A 3D Molecule Generative Model for Structure-Based Drug Design
- URL: http://arxiv.org/abs/2203.10446v1
- Date: Sun, 20 Mar 2022 03:54:47 GMT
- Title: A 3D Molecule Generative Model for Structure-Based Drug Design
- Authors: Shitong Luo, Jiaqi Guan, Jianzhu Ma, Jian Peng
- Abstract summary: We study a fundamental problem in structure-based drug design -- generating molecules that bind to specific protein binding sites.
We propose a 3D generative model that generates molecules given a designated 3D protein binding site.

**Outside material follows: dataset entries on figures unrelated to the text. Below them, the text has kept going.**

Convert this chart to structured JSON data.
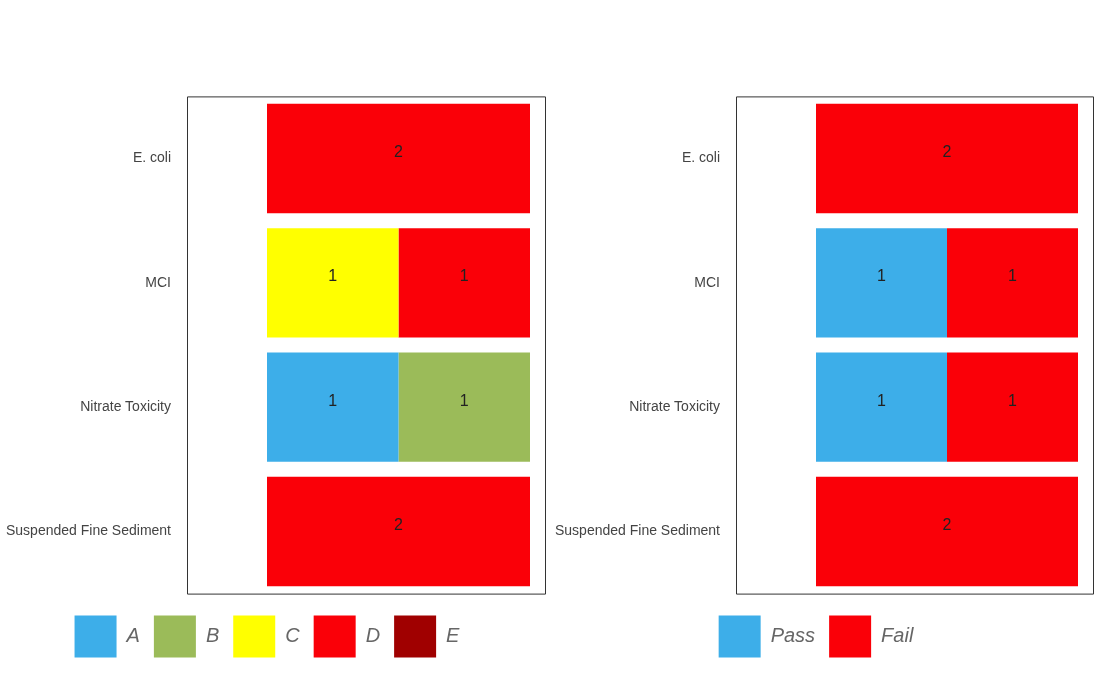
{
  "chart_data": [
    {
      "type": "bar",
      "orientation": "horizontal",
      "stacked": true,
      "data_labels": true,
      "legend": "bottom",
      "grid": false,
      "tick_labels": "y",
      "categories": [
        "E. coli",
        "MCI",
        "Nitrate Toxicity",
        "Suspended Fine Sediment"
      ],
      "series": [
        {
          "name": "A",
          "color": "#3daee9",
          "values": [
            null,
            null,
            1,
            null
          ]
        },
        {
          "name": "B",
          "color": "#9bbb59",
          "values": [
            null,
            null,
            1,
            null
          ]
        },
        {
          "name": "C",
          "color": "#ffff00",
          "values": [
            null,
            1,
            null,
            null
          ]
        },
        {
          "name": "D",
          "color": "#fa0008",
          "values": [
            2,
            1,
            null,
            2
          ]
        },
        {
          "name": "E",
          "color": "#a00000",
          "values": [
            null,
            null,
            null,
            null
          ]
        }
      ]
    },
    {
      "type": "bar",
      "orientation": "horizontal",
      "stacked": true,
      "data_labels": true,
      "legend": "bottom",
      "grid": false,
      "tick_labels": "y",
      "categories": [
        "E. coli",
        "MCI",
        "Nitrate Toxicity",
        "Suspended Fine Sediment"
      ],
      "series": [
        {
          "name": "Pass",
          "color": "#3daee9",
          "values": [
            null,
            1,
            1,
            null
          ]
        },
        {
          "name": "Fail",
          "color": "#fa0008",
          "values": [
            2,
            1,
            1,
            2
          ]
        }
      ]
    }
  ]
}
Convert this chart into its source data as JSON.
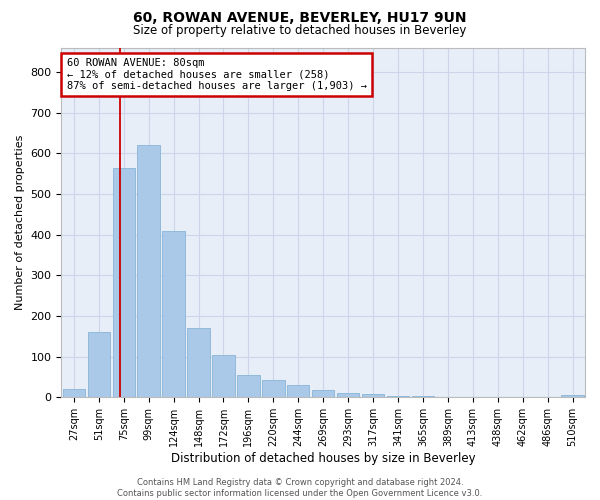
{
  "title1": "60, ROWAN AVENUE, BEVERLEY, HU17 9UN",
  "title2": "Size of property relative to detached houses in Beverley",
  "xlabel": "Distribution of detached houses by size in Beverley",
  "ylabel": "Number of detached properties",
  "footer1": "Contains HM Land Registry data © Crown copyright and database right 2024.",
  "footer2": "Contains public sector information licensed under the Open Government Licence v3.0.",
  "bar_labels": [
    "27sqm",
    "51sqm",
    "75sqm",
    "99sqm",
    "124sqm",
    "148sqm",
    "172sqm",
    "196sqm",
    "220sqm",
    "244sqm",
    "269sqm",
    "293sqm",
    "317sqm",
    "341sqm",
    "365sqm",
    "389sqm",
    "413sqm",
    "438sqm",
    "462sqm",
    "486sqm",
    "510sqm"
  ],
  "bar_values": [
    20,
    160,
    565,
    620,
    410,
    170,
    105,
    55,
    42,
    30,
    17,
    10,
    9,
    4,
    4,
    1,
    0,
    0,
    0,
    0,
    6
  ],
  "bar_color": "#aac9e8",
  "bar_edge_color": "#88b4d8",
  "grid_color": "#ccd6e8",
  "bg_color": "#e8eef8",
  "red_line_x": 1.85,
  "annotation_text": "60 ROWAN AVENUE: 80sqm\n← 12% of detached houses are smaller (258)\n87% of semi-detached houses are larger (1,903) →",
  "annotation_box_color": "#cc0000",
  "ylim": [
    0,
    860
  ],
  "yticks": [
    0,
    100,
    200,
    300,
    400,
    500,
    600,
    700,
    800
  ]
}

- Score: 18.29582138009123
- License: http://arxiv.org/licenses/nonexclusive-distrib/1.0/
- Abstract: We study a fundamental problem in structure-based drug design -- generating
molecules that bind to specific protein binding sites. While we have witnessed
the great success of deep generative models in drug design, the existing
methods are mostly string-based or graph-based. They are limited by the lack of
spatial information and thus unable to be applied to structure-based design
tasks. Particularly, such models have no or little knowledge of how molecules
interact with their target proteins exactly in 3D space. In this paper, we
propose a 3D generative model that generates molecules given a designated 3D
protein binding site. Specifically, given a binding site as the 3D context, our
model estimates the probability density of atom's occurrences in 3D space --
positions that are more likely to have atoms will be assigned higher
probability. To generate 3D molecules, we propose an auto-regressive sampling
scheme -- atoms are sampled sequentially from the learned distribution until
there is no room for new atoms. Combined with this sampling scheme, our model
can generate valid and diverse molecules, which could be applicable to various
structure-based molecular design tasks such as molecule sampling and linker
design. Experimental results demonstrate that molecules sampled from our model
exhibit high binding affinity to specific targets and good drug properties such
as drug-likeness even if the model is not explicitly optimized for them.